Jojo Rabbit's nod at Toronto film fest a good indicator of box office success - producer

September 17, 2019

John Barnett, who produced Whale Rider, joined Breakfast to discuss the implications of the award.

Taika Waititi's latest film Jojo Rabbit has won the People's Choice award at the Toronto International Film Festival – long seen as a strong predictor for winning at the Academy Awards – but what does it mean for the box office?

Whale Rider producer John Barnett said the People's Choice award is "a really big award because it's a People’s Choice, so it's the audience award".

New Zealand-made Whale Rider won the coveted award in 2002.

"It's not judges sitting in a room making up their mind," he told TVNZ1's Breakfast this morning. "Jojo's got a studio behind it with Fox, so they're going to put a lot of effort in, but it really does validate the picture, and I think it makes it accessible to a lot more people."

The People’s Choice award is considered a solid indicator for upcoming awards ceremonies.

Mr Barnett said having Whale Rider play at the Toronto film festival, where it received praise from "one of the most significant reviewers", "really launched the whole film."

"From there, we went on to Sundance [Film Festival], we won there, and then we released here and all around the world," he recalled. "But Toronto was the one that made people sit up and take notice."

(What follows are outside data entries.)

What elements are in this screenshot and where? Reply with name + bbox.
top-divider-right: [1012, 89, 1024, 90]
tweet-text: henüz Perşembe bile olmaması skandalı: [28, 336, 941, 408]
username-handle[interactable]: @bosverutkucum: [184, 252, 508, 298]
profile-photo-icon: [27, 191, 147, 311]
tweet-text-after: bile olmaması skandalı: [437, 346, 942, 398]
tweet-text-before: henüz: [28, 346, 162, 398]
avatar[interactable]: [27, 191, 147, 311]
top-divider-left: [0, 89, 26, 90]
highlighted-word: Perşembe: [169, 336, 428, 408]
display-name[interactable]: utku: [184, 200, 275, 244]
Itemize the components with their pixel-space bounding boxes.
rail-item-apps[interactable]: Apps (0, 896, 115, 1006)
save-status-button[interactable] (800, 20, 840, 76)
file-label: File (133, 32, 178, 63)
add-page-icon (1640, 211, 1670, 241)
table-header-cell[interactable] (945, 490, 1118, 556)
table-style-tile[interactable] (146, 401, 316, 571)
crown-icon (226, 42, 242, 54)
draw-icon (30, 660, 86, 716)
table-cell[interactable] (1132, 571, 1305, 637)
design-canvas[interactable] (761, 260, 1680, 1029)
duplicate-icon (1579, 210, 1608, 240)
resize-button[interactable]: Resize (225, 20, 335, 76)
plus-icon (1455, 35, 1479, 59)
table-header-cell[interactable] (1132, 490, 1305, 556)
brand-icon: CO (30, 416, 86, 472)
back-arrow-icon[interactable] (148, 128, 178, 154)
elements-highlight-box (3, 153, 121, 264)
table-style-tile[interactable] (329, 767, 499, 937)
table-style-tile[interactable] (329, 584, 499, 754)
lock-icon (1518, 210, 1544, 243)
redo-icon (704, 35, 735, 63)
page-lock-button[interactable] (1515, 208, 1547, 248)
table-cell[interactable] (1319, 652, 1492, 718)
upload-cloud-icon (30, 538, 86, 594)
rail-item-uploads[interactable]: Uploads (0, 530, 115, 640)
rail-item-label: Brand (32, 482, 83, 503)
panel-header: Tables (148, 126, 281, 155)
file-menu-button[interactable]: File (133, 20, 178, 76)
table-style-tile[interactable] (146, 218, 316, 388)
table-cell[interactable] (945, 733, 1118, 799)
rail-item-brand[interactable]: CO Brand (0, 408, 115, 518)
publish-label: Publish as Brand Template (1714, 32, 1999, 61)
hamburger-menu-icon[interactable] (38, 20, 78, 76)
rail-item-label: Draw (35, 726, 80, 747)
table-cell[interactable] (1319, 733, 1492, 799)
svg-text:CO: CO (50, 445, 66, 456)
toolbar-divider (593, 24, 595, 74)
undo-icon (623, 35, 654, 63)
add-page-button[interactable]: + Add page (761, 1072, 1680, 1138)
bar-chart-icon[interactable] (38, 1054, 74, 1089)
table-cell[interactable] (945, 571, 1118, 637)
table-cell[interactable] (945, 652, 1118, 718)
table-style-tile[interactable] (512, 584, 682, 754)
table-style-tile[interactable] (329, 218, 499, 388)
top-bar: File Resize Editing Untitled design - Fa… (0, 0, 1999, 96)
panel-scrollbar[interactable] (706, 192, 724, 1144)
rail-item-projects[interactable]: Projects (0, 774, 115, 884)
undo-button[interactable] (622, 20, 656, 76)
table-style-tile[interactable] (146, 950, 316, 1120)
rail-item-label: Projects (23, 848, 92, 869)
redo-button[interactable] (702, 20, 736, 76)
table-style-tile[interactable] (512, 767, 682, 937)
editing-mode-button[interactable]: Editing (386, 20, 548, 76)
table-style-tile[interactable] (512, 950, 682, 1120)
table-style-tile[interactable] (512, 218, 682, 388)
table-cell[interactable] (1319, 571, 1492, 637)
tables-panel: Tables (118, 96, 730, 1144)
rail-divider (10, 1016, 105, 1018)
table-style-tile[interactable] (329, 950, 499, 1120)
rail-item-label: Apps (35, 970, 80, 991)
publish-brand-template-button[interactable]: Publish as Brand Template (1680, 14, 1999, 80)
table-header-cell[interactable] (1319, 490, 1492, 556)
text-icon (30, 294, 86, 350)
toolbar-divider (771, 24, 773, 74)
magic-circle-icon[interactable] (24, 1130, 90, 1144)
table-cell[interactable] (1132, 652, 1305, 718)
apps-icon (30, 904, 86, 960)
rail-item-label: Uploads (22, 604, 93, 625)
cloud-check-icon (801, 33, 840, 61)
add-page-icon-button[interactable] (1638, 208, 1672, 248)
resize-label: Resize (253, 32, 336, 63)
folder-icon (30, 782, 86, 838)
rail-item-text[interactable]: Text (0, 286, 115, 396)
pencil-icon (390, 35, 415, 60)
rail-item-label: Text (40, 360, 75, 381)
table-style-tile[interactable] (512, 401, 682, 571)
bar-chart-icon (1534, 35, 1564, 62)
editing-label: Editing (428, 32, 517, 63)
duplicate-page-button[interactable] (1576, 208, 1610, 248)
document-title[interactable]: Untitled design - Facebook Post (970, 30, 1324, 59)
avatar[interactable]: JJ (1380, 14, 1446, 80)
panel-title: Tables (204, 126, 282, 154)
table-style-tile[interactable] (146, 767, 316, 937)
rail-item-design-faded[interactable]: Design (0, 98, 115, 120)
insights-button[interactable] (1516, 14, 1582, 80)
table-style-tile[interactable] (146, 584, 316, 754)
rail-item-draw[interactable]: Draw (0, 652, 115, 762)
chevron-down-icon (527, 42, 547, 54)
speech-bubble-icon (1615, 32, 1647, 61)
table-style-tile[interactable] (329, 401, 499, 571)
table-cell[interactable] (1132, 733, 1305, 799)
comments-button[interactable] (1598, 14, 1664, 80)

He said festivals have a significant influence on a film's success at the box office.

"There are six or seven really major festivals, and Toronto is one of those, and so when you win the audience award, you are stating to every distributor and every territory that this is a film that the audience likes," Mr Barnett explained.

"That means they put more money into promoting it, and they give it more sessions, and it means that reviewers everywhere look out for it and audiences look out for it."

Tamati Rimene-Sproat caught up with the pair at the Toronto International Film Festival.

Mr Barnett said while the subject matter of the film is controversial, Waititi, who directs and plays the role of an imaginary Hitler in the film, is "not scared of controversy".

He noted that Waititi was going to make a film on Bubbles, Michael Jackson’s pet chimpanzee, before the studios "pulled the plug on that".

"I think that humour is a terrific weapon in bringing people down to size, and Charlie Chaplin did it with Hitler [in The Great Dictator]. If you look at a film like Life is Beautiful, it wasn't all humour, but it made the point about the concentration camps; it made the point about racism; it made the point about anti-Semitism. So I think that all of that is what’s going to be in Taika's film.

"This is the man that said New Zealand’s racist…He’s woke to all of this."

Waititi’s film Jojo Rabbit has debuted at the Toronto International Film Festival.

Mr Barnett said while he believes there will be "a lot of people who just won't go and see it because they don't want to hear that message", Waititi has chosen the right time to release the film.

"I think he’s a very, very clever filmmaker and I think he'll make a film that people will want to go and see."